Come Leader si può insegnare la resilienza (intesa come capacità di superare periodi di crisi)?
10.01.2020, Brunnen SZ
Già durante la mia tesi di master, mi sono posta sovente la domanda, se come dirigente si riesca a trasmettere resilienza ai propri dipendenti.
Con resilienza non intendo un metodo per incrementare l’efficienza o la produttività di una persona, o di un team, bensì la capacità di resistenza fisica e psichica a rimanere sani, nonostante distress acuto o cronico. O altresì con le parole di Cooper:
„Il costrutto della resilienza si riferisce alla capacità degli individui, di fronte a stress acuto, traumi o a perduranti avversità, ad adattarsi con successo, e a mantenere l’omeostasi fisiologica e il benessere psicologico, o perlomeno a ritrovarlo. “ (Cooper 2017, pagina 27)
Chi è in grado di aiutare i propri collaboratori a restare sani, nonostante le avversità e a reagire in maniera appropriata, può naturalmente contare sulla piena potenzialità dei suoi dipendenti. In questo senso la resilienza dei collaboratori rappresenta anche un fattore importante per la resilienza di un team, o addirittura di un’intera ditta.

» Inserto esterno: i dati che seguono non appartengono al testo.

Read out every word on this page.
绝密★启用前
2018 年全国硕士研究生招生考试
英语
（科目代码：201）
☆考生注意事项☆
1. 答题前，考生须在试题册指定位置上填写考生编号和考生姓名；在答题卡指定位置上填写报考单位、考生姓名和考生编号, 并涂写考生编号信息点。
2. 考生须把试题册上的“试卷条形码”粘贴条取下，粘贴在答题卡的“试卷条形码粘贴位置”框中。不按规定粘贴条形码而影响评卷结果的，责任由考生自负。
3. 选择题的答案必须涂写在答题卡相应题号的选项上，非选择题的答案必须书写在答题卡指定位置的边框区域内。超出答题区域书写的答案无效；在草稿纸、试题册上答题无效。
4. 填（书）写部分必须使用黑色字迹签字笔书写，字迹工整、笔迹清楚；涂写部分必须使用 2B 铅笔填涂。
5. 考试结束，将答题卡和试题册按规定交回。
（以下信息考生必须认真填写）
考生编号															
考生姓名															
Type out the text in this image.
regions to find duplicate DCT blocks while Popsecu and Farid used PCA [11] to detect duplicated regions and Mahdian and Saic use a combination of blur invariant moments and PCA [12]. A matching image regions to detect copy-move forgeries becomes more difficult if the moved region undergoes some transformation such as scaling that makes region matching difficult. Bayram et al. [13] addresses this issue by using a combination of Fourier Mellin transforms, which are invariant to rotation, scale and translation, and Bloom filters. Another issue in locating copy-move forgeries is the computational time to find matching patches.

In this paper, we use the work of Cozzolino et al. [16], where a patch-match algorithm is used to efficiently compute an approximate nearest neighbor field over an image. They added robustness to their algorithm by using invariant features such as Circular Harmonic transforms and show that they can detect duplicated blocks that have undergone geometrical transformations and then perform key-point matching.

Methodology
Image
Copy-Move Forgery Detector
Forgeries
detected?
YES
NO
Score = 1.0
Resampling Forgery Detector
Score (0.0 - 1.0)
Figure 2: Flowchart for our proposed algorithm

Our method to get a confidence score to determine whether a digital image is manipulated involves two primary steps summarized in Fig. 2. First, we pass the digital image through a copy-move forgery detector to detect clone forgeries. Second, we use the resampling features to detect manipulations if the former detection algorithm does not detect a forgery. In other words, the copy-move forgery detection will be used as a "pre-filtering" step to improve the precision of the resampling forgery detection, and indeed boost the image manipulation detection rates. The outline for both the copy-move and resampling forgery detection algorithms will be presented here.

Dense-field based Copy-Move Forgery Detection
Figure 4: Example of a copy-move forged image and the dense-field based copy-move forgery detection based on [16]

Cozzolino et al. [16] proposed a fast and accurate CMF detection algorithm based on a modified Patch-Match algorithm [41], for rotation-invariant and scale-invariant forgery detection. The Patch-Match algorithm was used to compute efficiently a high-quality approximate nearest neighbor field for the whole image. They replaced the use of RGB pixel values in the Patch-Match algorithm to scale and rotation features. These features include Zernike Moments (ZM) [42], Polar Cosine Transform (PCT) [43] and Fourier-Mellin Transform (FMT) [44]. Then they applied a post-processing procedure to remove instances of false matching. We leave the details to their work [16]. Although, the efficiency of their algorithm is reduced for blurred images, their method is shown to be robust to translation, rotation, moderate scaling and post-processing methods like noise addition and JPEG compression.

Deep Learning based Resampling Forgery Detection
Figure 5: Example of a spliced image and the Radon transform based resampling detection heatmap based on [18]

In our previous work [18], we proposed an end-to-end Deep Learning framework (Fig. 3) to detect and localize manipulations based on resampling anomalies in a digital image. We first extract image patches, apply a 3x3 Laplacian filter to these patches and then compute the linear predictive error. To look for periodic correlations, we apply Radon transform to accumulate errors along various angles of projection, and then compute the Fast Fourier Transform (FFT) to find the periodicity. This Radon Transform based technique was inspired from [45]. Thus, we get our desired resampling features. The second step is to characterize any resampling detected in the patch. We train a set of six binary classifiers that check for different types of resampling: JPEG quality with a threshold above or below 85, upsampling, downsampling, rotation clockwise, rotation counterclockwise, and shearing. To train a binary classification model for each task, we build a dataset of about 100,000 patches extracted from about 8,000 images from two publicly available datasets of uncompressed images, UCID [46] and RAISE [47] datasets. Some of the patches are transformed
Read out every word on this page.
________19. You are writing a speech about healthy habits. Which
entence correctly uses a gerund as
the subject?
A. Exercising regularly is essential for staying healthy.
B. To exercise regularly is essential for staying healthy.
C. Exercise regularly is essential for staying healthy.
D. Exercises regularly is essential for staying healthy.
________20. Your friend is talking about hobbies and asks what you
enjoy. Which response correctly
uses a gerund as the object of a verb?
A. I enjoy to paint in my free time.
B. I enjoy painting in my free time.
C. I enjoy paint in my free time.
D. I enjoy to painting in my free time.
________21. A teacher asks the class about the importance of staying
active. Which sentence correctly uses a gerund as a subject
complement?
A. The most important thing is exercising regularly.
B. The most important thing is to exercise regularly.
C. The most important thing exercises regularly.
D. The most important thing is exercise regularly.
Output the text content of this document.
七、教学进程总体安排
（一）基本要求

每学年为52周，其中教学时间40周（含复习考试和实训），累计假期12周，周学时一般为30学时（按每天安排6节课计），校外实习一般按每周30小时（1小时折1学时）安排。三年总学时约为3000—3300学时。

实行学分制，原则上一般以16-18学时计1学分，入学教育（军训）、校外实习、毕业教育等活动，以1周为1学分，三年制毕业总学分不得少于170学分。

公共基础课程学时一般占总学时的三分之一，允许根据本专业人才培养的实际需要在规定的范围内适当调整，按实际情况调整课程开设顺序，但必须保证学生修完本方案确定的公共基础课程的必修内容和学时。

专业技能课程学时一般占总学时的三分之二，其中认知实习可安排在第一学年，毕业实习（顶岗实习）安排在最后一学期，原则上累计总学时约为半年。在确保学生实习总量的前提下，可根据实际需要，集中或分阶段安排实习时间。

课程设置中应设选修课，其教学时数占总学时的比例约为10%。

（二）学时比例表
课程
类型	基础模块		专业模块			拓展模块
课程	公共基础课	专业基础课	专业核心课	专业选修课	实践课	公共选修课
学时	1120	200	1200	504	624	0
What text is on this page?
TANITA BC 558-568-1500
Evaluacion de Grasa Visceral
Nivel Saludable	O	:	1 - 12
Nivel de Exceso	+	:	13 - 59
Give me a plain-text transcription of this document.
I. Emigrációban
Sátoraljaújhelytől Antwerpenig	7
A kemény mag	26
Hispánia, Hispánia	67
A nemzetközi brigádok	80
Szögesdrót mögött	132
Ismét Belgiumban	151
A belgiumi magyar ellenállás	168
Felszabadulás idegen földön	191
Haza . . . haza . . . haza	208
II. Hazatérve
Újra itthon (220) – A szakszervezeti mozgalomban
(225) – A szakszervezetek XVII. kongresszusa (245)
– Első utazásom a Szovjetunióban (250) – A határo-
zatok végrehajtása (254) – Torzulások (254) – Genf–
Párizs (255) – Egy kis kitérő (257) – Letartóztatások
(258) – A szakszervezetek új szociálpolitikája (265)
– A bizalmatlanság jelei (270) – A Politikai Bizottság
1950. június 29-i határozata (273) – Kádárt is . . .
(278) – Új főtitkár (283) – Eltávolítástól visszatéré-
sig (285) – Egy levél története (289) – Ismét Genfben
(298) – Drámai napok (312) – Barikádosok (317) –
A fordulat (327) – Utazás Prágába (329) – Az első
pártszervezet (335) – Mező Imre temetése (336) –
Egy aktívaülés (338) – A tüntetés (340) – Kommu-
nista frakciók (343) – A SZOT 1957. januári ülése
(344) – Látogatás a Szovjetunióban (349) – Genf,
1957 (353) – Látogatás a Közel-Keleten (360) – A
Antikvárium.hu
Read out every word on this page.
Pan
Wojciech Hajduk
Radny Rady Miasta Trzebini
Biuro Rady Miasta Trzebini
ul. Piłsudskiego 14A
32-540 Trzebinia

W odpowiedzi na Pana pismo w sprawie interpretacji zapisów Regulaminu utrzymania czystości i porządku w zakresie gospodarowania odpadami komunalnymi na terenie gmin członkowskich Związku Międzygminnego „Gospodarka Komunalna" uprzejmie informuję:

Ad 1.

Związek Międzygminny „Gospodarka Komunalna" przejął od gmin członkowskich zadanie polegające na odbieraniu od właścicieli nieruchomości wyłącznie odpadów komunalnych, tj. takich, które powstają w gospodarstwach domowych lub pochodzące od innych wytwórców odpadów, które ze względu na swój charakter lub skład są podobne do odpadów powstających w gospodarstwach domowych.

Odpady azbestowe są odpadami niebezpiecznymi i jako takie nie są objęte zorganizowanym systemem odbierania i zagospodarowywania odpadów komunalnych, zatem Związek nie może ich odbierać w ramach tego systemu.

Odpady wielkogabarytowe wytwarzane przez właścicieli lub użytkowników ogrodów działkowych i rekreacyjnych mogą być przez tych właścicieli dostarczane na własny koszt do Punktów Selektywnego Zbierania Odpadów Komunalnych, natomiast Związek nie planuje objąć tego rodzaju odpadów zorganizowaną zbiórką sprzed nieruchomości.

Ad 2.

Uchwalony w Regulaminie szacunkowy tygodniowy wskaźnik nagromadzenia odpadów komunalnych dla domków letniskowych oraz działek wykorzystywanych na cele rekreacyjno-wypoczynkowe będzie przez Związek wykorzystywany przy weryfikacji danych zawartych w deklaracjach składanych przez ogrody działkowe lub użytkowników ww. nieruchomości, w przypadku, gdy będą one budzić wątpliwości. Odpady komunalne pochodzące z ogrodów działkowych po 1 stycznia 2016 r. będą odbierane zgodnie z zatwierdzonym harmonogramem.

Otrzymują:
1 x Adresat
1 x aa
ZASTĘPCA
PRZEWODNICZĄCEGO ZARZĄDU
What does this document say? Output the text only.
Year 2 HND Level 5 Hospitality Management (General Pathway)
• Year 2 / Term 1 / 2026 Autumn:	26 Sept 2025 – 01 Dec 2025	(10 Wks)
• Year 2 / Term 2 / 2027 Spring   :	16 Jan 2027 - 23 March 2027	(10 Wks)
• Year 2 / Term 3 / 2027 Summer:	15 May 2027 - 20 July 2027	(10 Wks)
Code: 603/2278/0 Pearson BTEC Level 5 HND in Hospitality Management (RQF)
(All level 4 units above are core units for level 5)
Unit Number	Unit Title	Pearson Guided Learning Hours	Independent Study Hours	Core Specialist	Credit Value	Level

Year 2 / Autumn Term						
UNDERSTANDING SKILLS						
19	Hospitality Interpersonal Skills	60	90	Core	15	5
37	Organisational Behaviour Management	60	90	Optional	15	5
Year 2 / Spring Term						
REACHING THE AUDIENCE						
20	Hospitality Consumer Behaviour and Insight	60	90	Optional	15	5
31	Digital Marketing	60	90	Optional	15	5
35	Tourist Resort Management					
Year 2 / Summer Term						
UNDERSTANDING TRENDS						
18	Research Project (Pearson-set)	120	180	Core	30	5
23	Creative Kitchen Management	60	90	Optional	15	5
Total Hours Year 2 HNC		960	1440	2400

Ma come può un dirigente favorire la resilienza dei propri dipendenti e rafforzare al contempo loro come persone, e l’impresa?
Sicuramente una via può essere dare il buon esempio con la propria resilienza, ma per un risultato più effettivo, le conversazioni faccia a faccia tra dirigente e collaboratore rimangono essenziali. Al fine di ottenere buoni frutti da queste conversazioni, è consigliato che il dirigente riesca a tenere un atteggiamento da coach. In altre parole il superiore sostiene in maniera benevola e imparziale il processo di ricerca e di rafforzamento dei meccanismi di resilienza del collaboratore, lasciando a lui la libertà di trovare la sua individuale soluzione e nelle sue tempistiche. Il leader sarebbe così uno «sparring-partner» che con il suo bagaglio di esperienze personali, e grazie alla capacità di far riflettere il dipendente, aiuterebbe i suoi impiegati a restare sani e a vivere appieno le proprie potenzialità.
Rimangono comunque diverse domande aperte.
- Che tipi di dirigenti hanno la capacità, tramite conversazioni con i loro dipendenti, e un’attitudine al coaching, a insegnare la resilienza?
- Esistono denominatori comuni tra questi diversi tipi di leader? O sussiste un unico tipo di leader in grado di farlo?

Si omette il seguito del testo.